Judging by the latest edition of GRIT text analytics are fast moving toward being one of the most popular market research techniques. Rapidly quantifying survey feedback, translating raw qualitative data into actionable quantitative information, discerning between positive and negative, extrapolating survey themes, keyword density analysis and semantic awareness all feature in the current exploratory trends in text analytics.
It is a precise and difficult semantic science. Text analytics software platforms must be able to understand the textual difference between different strands of unstructured data whilst negating the irregularities of human input. Participants, in some cases, will deliver a vast tranche of qualitative data if given the opportunity. Automating time consuming processes such as text analysis are seen as a way of freeing up researchers whilst simultaneously feeding the data machine, expanding on the amount of data available for analysis. The platforms that currently exist are all consistently in development. Small facets of human input can interrupt text analytics – hyphens, periods, irregular syntax – so the ongoing goal for the text analysis community is establishing 99.9% perfect analytics software.
Wearable technologies are not entirely shaping the research landscape, but as the wearables operating market expands from Google Glass and heartrate/fitness monitors into all manner of clothing, fashion, jewellery and lifestyle must-have’s, the practical applications of wearable technologies become more apparent for market researchers. The very nature of wearable technologies open up the vast potential of biometric measurement and analysis of willing participants, not only for market research, but for medicine, safety and security, communication, fashion, design, automation and many, many more existing and prospective markets.

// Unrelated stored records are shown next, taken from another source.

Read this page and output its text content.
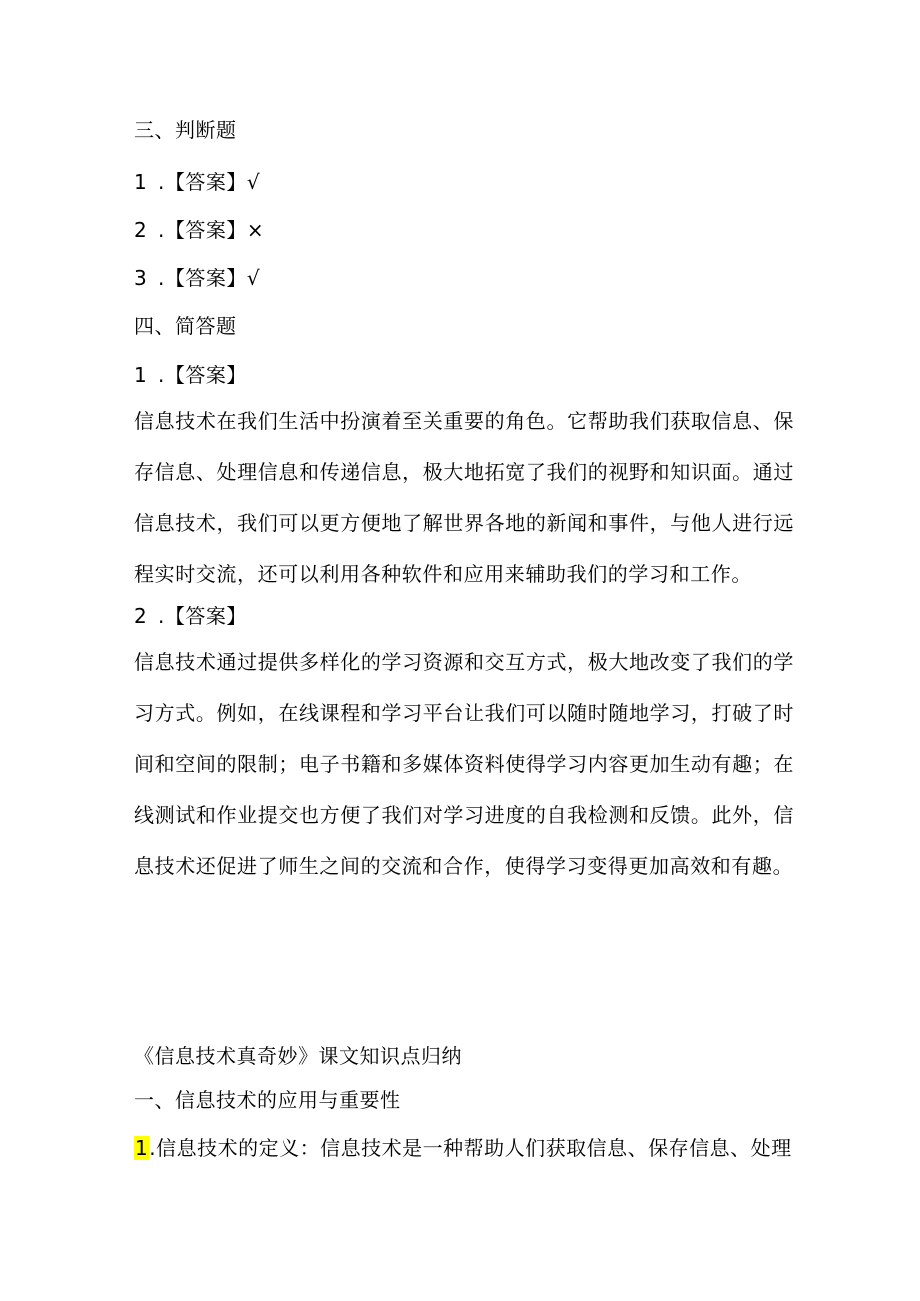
三、判断题
1 .【答案】√
2 .【答案】×
3 .【答案】√
四、简答题
1 .【答案】
信息技术在我们生活中扮演着至关重要的角色。它帮助我们获取信息、保存信息、处理信息和传递信息，极大地拓宽了我们的视野和知识面。通过信息技术，我们可以更方便地了解世界各地的新闻和事件，与他人进行远程实时交流，还可以利用各种软件和应用来辅助我们的学习和工作。
2 .【答案】
信息技术通过提供多样化的学习资源和交互方式，极大地改变了我们的学习方式。例如，在线课程和学习平台让我们可以随时随地学习，打破了时间和空间的限制；电子书籍和多媒体资料使得学习内容更加生动有趣；在线测试和作业提交也方便了我们对学习进度的自我检测和反馈。此外，信息技术还促进了师生之间的交流和合作，使得学习变得更加高效和有趣。
《信息技术真奇妙》课文知识点归纳
一、信息技术的应用与重要性
1.信息技术的定义：信息技术是一种帮助人们获取信息、保存信息、处理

Gathering implicit data through biometric measuring is a delicate subject for market researchers, always striving to maintain the privacy of their participants and their data. Whilst the mobile wave has allowed market researchers to assimilate further with their participants we still resolve to understand the physiological factors at play in decision making processes. Instant mobile surveying has increased immediate insights, but many potential participants respond with ‘cant say/wont say’ answers. Being able to instantly contextualise a set of answers with a biometric readout delivered through wearable technologies explores the behavioural root of decision making, granting market researchers an outstanding insight tool.
We cannot write an article concerning market research trends and leave out the humble survey. The survey has come under scrutiny this year. Declared dead in some parts, the survey has morphed with the market research industry. Surveying participants immediately following a transaction or actionable moment drops the researcher into the pocket of the individual. However, mobile must remain exactly that: mobile. Participants on the move, shopping, lunching and networking don’t want a 20 question survey following each action. It is distracting and time consuming in our digitised society. Micro-surveys now provide ample data feedback for situation questionnaires and participants utilising smart-devices can further their feedback using the full range of rich-media inputs available in the palm of their hand.

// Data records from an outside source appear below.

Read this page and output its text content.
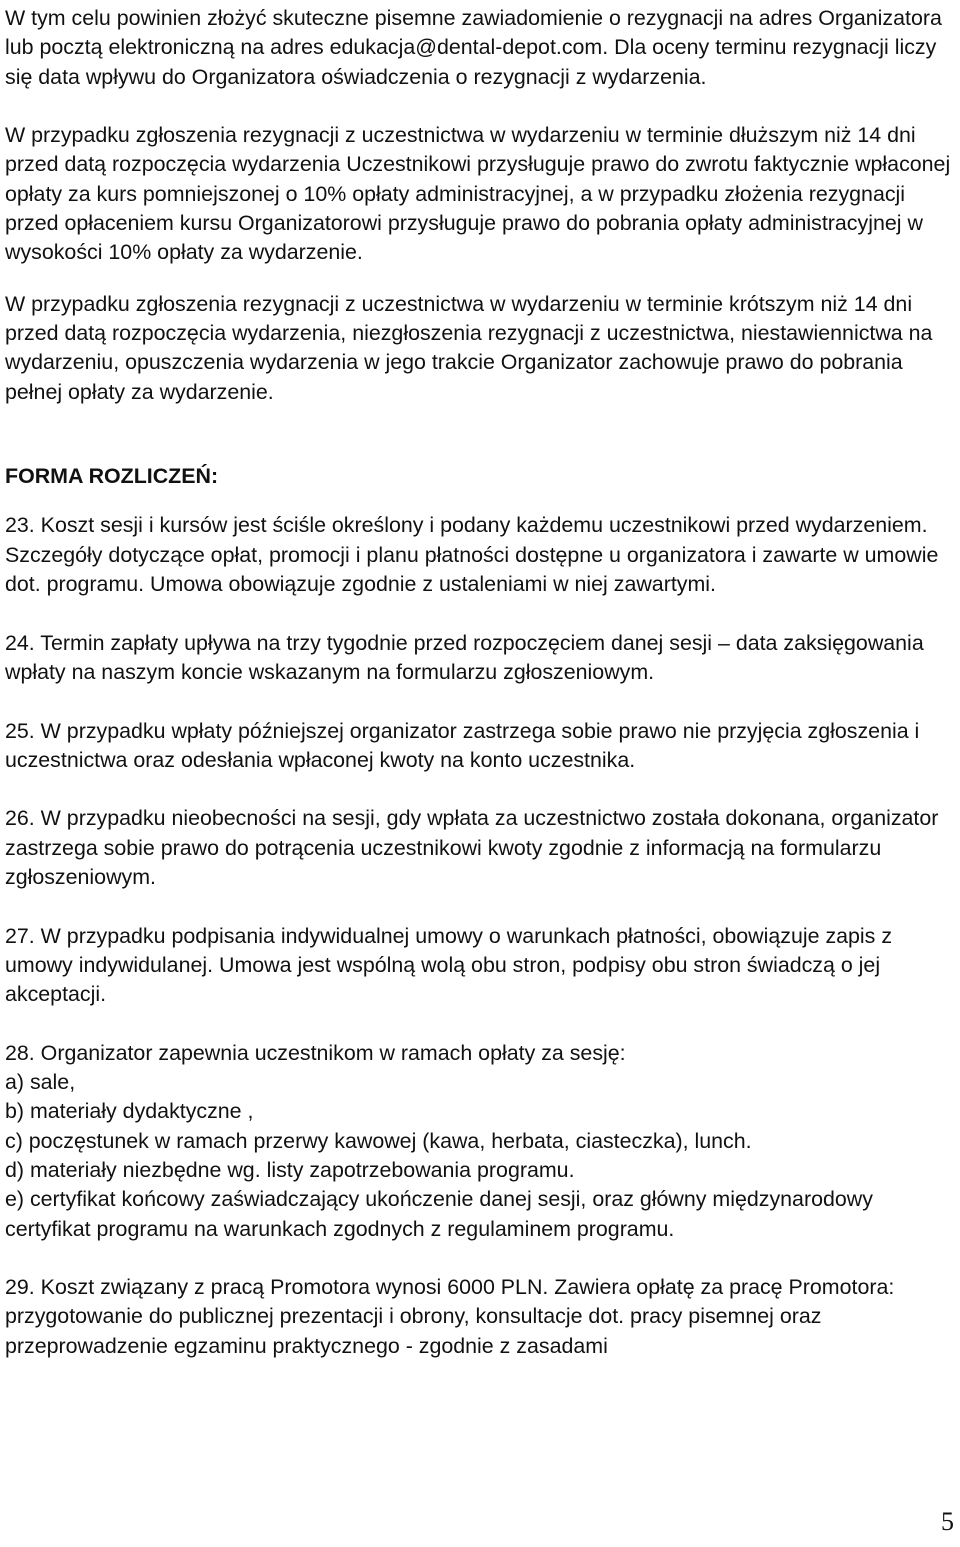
W tym celu powinien złożyć skuteczne pisemne zawiadomienie o rezygnacji na adres Organizatora lub pocztą elektroniczną na adres edukacja@dental-depot.com. Dla oceny terminu rezygnacji liczy się data wpływu do Organizatora oświadczenia o rezygnacji z wydarzenia.

W przypadku zgłoszenia rezygnacji z uczestnictwa w wydarzeniu w terminie dłuższym niż 14 dni przed datą rozpoczęcia wydarzenia Uczestnikowi przysługuje prawo do zwrotu faktycznie wpłaconej opłaty za kurs pomniejszonej o 10% opłaty administracyjnej, a w przypadku złożenia rezygnacji przed opłaceniem kursu Organizatorowi przysługuje prawo do pobrania opłaty administracyjnej w wysokości 10% opłaty za wydarzenie.

W przypadku zgłoszenia rezygnacji z uczestnictwa w wydarzeniu w terminie krótszym niż 14 dni przed datą rozpoczęcia wydarzenia, niezgłoszenia rezygnacji z uczestnictwa, niestawiennictwa na wydarzeniu, opuszczenia wydarzenia w jego trakcie Organizator zachowuje prawo do pobrania pełnej opłaty za wydarzenie.

FORMA ROZLICZEŃ:

23. Koszt sesji i kursów jest ściśle określony i podany każdemu uczestnikowi przed wydarzeniem. Szczegóły dotyczące opłat, promocji i planu płatności dostępne u organizatora i zawarte w umowie dot. programu. Umowa obowiązuje zgodnie z ustaleniami w niej zawartymi.

24. Termin zapłaty upływa na trzy tygodnie przed rozpoczęciem danej sesji – data zaksięgowania wpłaty na naszym koncie wskazanym na formularzu zgłoszeniowym.

25. W przypadku wpłaty późniejszej organizator zastrzega sobie prawo nie przyjęcia zgłoszenia i uczestnictwa oraz odesłania wpłaconej kwoty na konto uczestnika.

26. W przypadku nieobecności na sesji, gdy wpłata za uczestnictwo została dokonana, organizator zastrzega sobie prawo do potrącenia uczestnikowi kwoty zgodnie z informacją na formularzu zgłoszeniowym.

27. W przypadku podpisania indywidualnej umowy o warunkach płatności, obowiązuje zapis z umowy indywidulanej. Umowa jest wspólną wolą obu stron, podpisy obu stron świadczą o jej akceptacji.

28. Organizator zapewnia uczestnikom w ramach opłaty za sesję:

a) sale,

b) materiały dydaktyczne ,

c) poczęstunek w ramach przerwy kawowej (kawa, herbata, ciasteczka), lunch.

d) materiały niezbędne wg. listy zapotrzebowania programu.

e) certyfikat końcowy zaświadczający ukończenie danej sesji, oraz główny międzynarodowy certyfikat programu na warunkach zgodnych z regulaminem programu.

29. Koszt związany z pracą Promotora wynosi 6000 PLN. Zawiera opłatę za pracę Promotora: przygotowanie do publicznej prezentacji i obrony, konsultacje dot. pracy pisemnej oraz przeprowadzenie egzaminu praktycznego - zgodnie z zasadami

5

It’s no wonder that 64% of GRIT respondents indicated their current usage of mobile surveys, with only 1% indicating they ‘don’t expect to use’ the technology. That’s a rise of 13% since the last GRIT survey placing mobile surveying firmly at the top of the trending technologies pile.
Yes, indeed. There is always more to come!

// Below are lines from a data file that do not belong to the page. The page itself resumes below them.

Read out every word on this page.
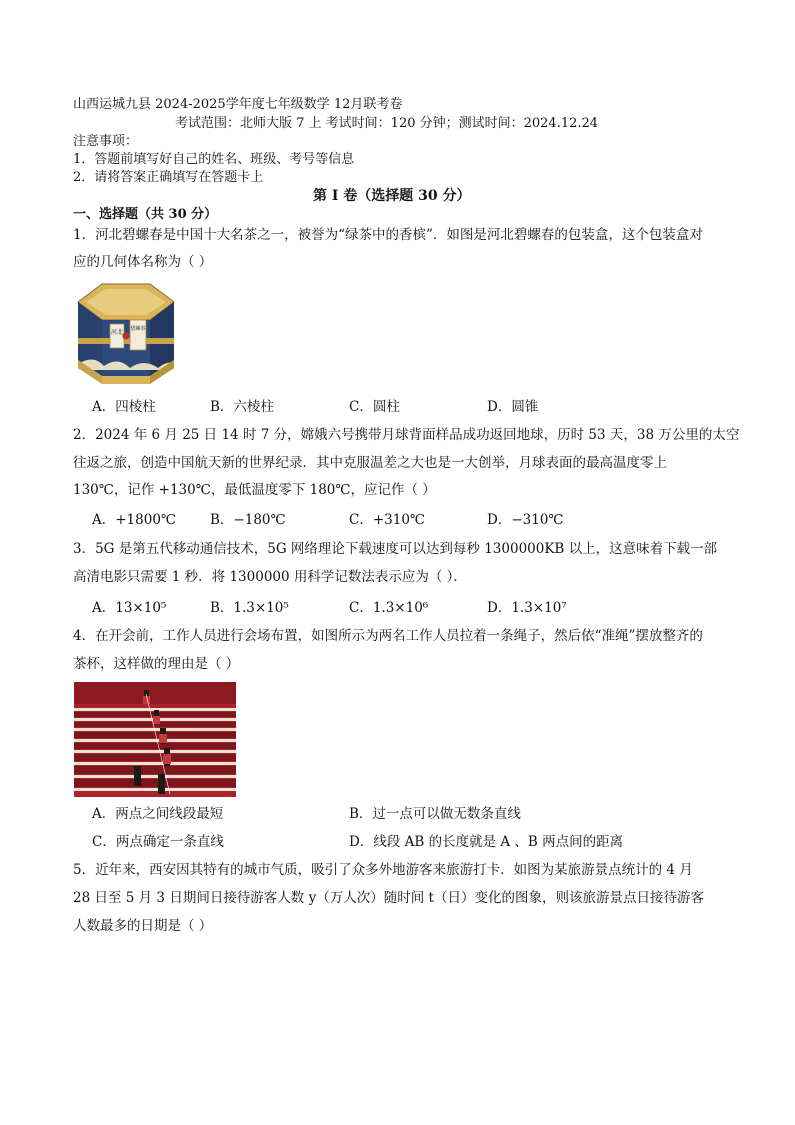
山西运城九县 2024-2025学年度七年级数学 12月联考卷
考试范围：北师大版 7 上 考试时间：120 分钟；测试时间：2024.12.24
注意事项：
1．答题前填写好自己的姓名、班级、考号等信息
2．请将答案正确填写在答题卡上
第 I 卷（选择题 30 分）
一、选择题（共 30 分）
1．河北碧螺春是中国十大名茶之一，被誉为“绿茶中的香槟”．如图是河北碧螺春的包装盒，这个包装盒对
应的几何体名称为（ ）
河北 碧螺春
A．四棱柱	B．六棱柱	C．圆柱	D．圆锥
2．2024 年 6 月 25 日 14 时 7 分，嫦娥六号携带月球背面样品成功返回地球，历时 53 天，38 万公里的太空
往返之旅，创造中国航天新的世界纪录．其中克服温差之大也是一大创举，月球表面的最高温度零上
130℃，记作 +130℃，最低温度零下 180℃，应记作（ ）
A．+1800℃	B．−180℃	C．+310℃	D．−310℃
3．5G 是第五代移动通信技术，5G 网络理论下载速度可以达到每秒 1300000KB 以上，这意味着下载一部
高清电影只需要 1 秒．将 1300000 用科学记数法表示应为（ ）．
A．13×10⁵	B．1.3×10⁵	C．1.3×10⁶	D．1.3×10⁷
4．在开会前，工作人员进行会场布置，如图所示为两名工作人员拉着一条绳子，然后依“准绳”摆放整齐的
茶杯，这样做的理由是（ ）
A．两点之间线段最短	B．过一点可以做无数条直线
C．两点确定一条直线	D．线段 AB 的长度就是 A 、B 两点间的距离
5．近年来，西安因其特有的城市气质，吸引了众多外地游客来旅游打卡．如图为某旅游景点统计的 4 月
28 日至 5 月 3 日期间日接待游客人数 y（万人次）随时间 t（日）变化的图象，则该旅游景点日接待游客
人数最多的日期是（ ）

Here is a quick list of additional technologies and data capturing techniques that haven’t quite trended – yet:
Not every technology will appeal entirely to your business model. And of course, you may not need to adapt the traditional market research techniques you know so well. But the industry is shifting, as are the expectations of clientele as their exposure to technology and the insight it can garner increases. Keeping one eye on the future is always wise!